12. Change your food intake to suit the climate. Exist on a diet of only Zooper Doopers and Frosty Fruits eaten at break-neck speed.
13. Plan all outdoor activities before the sun comes up. Or just cancel them altogether.
14. Carry a spray bottle containing cool water around at all times. Squirt it on your face and place your face directly in front of a fan. If you don’t have a spray bottle, crying in front of a fan will also work.
15. Also have a `sweat towel’ on hand at all times to place on your car seat or lounge so you don’t leave permanent stains. If possible, pick up a designated ‘sweat chair’ from the op shop.

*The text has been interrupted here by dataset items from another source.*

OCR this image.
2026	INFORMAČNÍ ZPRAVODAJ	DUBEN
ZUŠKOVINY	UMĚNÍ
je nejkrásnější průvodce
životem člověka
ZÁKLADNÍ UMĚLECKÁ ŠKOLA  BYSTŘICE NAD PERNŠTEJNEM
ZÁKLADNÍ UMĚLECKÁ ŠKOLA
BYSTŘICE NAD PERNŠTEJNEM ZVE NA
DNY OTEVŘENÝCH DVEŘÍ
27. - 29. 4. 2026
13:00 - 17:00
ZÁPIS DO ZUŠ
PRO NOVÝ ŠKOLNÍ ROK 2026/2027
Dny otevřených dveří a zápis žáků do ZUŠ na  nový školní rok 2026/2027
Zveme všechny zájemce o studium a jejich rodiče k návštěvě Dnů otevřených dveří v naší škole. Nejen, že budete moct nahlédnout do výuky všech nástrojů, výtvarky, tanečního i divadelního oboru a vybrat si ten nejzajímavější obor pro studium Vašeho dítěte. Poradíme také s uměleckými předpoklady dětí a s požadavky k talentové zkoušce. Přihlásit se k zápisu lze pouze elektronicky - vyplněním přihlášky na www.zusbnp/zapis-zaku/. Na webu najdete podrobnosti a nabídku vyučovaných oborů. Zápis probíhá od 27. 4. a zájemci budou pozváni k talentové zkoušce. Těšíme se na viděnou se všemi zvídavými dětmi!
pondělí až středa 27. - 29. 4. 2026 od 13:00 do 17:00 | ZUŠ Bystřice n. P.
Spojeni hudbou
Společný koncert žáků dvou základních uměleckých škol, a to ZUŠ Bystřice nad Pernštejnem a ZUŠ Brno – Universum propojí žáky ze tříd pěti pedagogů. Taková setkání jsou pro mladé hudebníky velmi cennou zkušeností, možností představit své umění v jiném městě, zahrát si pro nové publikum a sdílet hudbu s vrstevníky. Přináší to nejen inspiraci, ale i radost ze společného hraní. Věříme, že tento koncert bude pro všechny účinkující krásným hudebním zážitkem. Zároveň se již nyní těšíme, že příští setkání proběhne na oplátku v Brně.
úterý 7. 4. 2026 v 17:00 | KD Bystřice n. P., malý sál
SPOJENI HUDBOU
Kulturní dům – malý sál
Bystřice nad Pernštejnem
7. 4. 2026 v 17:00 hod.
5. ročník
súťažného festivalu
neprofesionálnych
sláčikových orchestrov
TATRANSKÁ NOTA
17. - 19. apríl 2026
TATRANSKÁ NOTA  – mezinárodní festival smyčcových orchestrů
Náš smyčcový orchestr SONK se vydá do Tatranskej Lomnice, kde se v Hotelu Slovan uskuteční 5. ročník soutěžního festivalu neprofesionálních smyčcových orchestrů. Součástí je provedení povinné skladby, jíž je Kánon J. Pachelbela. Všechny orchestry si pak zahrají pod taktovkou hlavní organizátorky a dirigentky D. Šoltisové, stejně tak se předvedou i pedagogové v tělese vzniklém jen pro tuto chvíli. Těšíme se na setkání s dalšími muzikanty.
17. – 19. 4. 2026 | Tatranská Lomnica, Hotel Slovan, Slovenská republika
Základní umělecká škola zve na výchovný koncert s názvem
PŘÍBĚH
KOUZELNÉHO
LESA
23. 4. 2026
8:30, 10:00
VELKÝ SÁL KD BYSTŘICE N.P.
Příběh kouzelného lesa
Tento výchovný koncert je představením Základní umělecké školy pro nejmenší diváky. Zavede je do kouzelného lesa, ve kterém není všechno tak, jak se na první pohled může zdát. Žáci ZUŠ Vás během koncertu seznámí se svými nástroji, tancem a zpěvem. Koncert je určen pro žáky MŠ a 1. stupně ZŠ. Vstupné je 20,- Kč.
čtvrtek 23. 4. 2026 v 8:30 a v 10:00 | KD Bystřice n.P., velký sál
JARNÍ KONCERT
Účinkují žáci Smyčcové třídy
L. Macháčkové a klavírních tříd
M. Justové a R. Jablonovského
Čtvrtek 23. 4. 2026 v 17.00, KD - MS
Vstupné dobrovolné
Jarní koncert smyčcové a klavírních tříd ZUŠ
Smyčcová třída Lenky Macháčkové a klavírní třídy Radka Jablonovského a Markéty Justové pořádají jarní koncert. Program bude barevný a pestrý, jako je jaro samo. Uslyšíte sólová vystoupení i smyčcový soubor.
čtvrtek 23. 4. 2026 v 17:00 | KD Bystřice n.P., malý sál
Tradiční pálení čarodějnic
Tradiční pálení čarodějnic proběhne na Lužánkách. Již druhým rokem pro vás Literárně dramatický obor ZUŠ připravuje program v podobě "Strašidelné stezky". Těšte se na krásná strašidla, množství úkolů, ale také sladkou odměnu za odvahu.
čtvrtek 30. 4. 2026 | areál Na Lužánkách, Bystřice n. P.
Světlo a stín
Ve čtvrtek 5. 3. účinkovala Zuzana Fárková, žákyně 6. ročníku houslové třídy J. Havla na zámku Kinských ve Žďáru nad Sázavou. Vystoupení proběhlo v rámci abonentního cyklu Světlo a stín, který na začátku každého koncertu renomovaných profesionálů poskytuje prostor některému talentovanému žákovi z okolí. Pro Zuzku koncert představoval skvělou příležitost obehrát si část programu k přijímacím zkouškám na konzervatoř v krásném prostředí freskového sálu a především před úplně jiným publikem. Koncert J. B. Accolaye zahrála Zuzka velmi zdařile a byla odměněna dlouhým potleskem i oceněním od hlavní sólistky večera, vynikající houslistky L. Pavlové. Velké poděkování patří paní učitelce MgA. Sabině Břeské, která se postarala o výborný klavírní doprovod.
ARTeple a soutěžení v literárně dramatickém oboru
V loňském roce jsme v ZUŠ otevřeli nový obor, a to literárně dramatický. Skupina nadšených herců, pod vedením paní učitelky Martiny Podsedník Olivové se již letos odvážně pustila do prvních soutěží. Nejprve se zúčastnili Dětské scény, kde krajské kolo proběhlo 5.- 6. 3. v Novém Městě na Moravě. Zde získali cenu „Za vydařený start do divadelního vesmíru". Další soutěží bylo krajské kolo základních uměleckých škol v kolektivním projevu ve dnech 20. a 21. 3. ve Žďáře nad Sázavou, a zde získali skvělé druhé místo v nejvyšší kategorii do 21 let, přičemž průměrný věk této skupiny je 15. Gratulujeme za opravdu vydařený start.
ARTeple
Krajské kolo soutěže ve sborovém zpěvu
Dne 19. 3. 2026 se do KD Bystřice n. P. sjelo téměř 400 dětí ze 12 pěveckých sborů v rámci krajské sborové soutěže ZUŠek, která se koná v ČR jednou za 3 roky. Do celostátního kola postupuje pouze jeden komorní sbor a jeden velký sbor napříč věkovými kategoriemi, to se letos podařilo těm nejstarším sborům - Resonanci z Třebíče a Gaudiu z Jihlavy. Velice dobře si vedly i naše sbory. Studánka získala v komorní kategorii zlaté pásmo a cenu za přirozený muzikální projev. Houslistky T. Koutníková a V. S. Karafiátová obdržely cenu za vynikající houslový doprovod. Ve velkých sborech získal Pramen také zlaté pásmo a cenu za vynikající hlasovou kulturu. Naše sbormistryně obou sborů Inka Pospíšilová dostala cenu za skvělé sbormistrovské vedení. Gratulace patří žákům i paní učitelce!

16. For boys, try freezing your underpants before you put them on. I’m told this cools down an area that generates a lot of heat.
17. Rent DVDs of movies set in cold places, like Cold Mountain or The Ice Storm. Or watch a few episodes of Cold Case.
18. Look to the animal kingdom for advice. Dogs dig themselves holes to lie in to keep cool, and kangaroos lick their forearms. Get out the shovel and start layering your limbs with saliva.
19. Get an umbrella hat. These are viewed by some as purely novelty attire for drunk cricket fans, but they are recognised by smart Territorians as an excellent source of transportable shade that doesn’t require you to lift your arms.
20. When all else fails and you simply cannot escape the swelter down south, do what we do when we get sick of our environment (or need modern medical care): get on a plane. Hey, you guys could come to Darwin!